NOTE: For custom datasets, you also need to specify the jsonl_key as well as the format of the dataset. By default, the jsonl_key is set to be text and the format to be jsonl.

Here is the format of the command to run MinHash generation:

python to_hash.py --dataset_name <dataset-name> --input_dir <input-dir> --output_dir <output-dir> --job_id <job-id> --jsonl_key <jsonl-key> --format <format-of-the-dataset>

To reduce the total processing time, multiple jobs can be run for each corpus in parallel by using multiple job IDs - starting from 0. By default, the script works expecting one job, but if you wish, you can replicate the scripts across multiple machines and the script chunks the list of files to be processed equally, to do the MinHash generation.

NOTE: This assumes that the dataset is present at a common place that is accessible by all the machines.

Duplicate Pairs Generation#

In this step, we build a MinHashLSH index and query it to locate near duplicates

(More reading here: Chapter 3, Mining of Massive Datasets. )

We use a Jaccard similarity threshold of 0.8 by default to determine whether a pair of documents should be considered as a duplicate, but you can specify it according to your own needs.

python generate_duplicate_pairs.py --input_dir <output-directory-from-previous-step> --out_file <output-directory>/duplicates/duplicate_pairs.txt

Duplicate Graph Construction & Search for Connected Components#

After locating duplicate pairs, we need to find connected components containing documents that are duplicates with each other.

To make it more illustrative, consider these pairs: (A, B), (A, C), (A, E).

We are going to form a cluster of (A, B, C, E) and keep only one document from the component.

We evaluated the performance and memory consumption of networkx, graphtool, and networkit. networkit offered most efficient implementation as it is designed to work with large graphs and features great parallelism.

Below you can find an example command how to construct a graph from documents pairs:

python generate_connected_components.py --input_dir <output-directory-from-previous-step}/duplicates --out_file <output-directory>/duplicates/connected_components.pickle

Generate Final List of Duplicates#

In this step, we generate the final deduplicated dataset.
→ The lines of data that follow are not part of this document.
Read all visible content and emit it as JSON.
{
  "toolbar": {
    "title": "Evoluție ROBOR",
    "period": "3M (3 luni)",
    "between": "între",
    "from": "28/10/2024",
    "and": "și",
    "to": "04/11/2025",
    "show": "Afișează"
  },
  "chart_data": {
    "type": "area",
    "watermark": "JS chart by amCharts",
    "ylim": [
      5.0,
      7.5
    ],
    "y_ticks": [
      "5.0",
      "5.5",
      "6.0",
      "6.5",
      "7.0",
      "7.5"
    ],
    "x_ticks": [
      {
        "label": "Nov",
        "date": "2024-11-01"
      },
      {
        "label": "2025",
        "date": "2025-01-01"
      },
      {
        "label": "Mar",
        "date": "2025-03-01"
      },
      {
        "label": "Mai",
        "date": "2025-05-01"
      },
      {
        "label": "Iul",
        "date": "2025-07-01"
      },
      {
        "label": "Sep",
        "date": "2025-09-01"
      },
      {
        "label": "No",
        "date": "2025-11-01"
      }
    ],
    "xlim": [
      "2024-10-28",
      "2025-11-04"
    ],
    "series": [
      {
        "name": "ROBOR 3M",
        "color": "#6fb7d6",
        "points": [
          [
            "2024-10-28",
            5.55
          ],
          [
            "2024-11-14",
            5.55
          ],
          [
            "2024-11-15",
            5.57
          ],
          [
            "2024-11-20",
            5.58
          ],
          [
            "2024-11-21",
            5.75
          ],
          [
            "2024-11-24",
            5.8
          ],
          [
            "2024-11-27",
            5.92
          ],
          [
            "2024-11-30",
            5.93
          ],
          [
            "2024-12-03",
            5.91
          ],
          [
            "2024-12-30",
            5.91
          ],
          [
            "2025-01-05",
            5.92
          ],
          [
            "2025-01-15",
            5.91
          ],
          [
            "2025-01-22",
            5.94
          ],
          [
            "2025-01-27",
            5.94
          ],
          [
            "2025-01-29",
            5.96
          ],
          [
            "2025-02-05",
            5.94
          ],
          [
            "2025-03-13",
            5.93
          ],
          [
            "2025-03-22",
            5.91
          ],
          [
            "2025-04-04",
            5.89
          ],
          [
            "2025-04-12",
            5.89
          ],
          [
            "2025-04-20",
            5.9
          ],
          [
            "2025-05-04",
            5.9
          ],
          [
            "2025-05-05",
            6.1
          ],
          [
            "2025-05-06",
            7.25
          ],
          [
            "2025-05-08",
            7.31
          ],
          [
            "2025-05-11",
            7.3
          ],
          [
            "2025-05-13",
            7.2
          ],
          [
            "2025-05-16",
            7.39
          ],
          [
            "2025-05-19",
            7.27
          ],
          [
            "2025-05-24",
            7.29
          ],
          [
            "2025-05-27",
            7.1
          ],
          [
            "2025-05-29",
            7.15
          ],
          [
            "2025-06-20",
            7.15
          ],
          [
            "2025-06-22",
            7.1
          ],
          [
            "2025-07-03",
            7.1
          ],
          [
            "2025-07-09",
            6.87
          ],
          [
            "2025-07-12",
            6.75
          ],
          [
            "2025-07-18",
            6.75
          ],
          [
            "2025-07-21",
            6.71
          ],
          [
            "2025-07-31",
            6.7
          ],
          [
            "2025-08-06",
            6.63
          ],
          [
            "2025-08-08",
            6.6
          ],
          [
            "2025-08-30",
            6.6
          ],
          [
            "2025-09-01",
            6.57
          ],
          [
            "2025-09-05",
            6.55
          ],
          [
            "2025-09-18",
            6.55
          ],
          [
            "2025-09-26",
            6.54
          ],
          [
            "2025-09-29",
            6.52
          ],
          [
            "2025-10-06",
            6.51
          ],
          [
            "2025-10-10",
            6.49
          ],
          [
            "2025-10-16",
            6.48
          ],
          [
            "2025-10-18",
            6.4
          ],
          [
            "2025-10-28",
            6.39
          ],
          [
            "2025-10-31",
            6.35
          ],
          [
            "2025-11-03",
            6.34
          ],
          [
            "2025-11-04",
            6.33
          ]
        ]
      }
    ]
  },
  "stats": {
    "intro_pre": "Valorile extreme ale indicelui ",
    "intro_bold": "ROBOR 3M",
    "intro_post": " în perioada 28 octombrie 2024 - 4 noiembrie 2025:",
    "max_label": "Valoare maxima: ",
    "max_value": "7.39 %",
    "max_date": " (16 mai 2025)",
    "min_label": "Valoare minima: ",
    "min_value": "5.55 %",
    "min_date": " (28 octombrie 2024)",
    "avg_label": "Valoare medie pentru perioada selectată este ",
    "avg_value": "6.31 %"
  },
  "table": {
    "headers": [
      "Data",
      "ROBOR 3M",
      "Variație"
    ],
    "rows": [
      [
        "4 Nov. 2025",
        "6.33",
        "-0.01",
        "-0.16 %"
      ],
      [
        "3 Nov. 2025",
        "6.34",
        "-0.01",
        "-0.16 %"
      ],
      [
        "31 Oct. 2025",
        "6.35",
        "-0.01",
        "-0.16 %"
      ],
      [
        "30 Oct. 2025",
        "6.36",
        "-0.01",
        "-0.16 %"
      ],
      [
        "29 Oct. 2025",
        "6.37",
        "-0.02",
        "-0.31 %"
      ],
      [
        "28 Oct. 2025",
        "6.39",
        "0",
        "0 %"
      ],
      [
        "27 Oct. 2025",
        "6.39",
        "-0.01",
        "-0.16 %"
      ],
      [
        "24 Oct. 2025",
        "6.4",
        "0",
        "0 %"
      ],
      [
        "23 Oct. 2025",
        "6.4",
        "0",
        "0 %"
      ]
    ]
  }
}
We dump the original dataset in fixed-size files, in the jsonl.zst format, whose size is configurable in the deduplicate_dataset.py file. By default, we create files of 16 MB.

Below you can find an example command on how to generate the final deduplicated dataset:

python deduplicate_dataset.py --input_file <output-directory-from-previous-step>/duplicates/connected_components.pickle --input_dir <input-dir> --output_dir <final-output-dir> --format <format-of-dataset>

Conclusion#

By following this guide, you can efficiently set up and run a data deduplication pipeline on the Cerebras platform. This process ensures that your datasets are clean and optimized for further machine learning tasks, improving both performance and accuracy.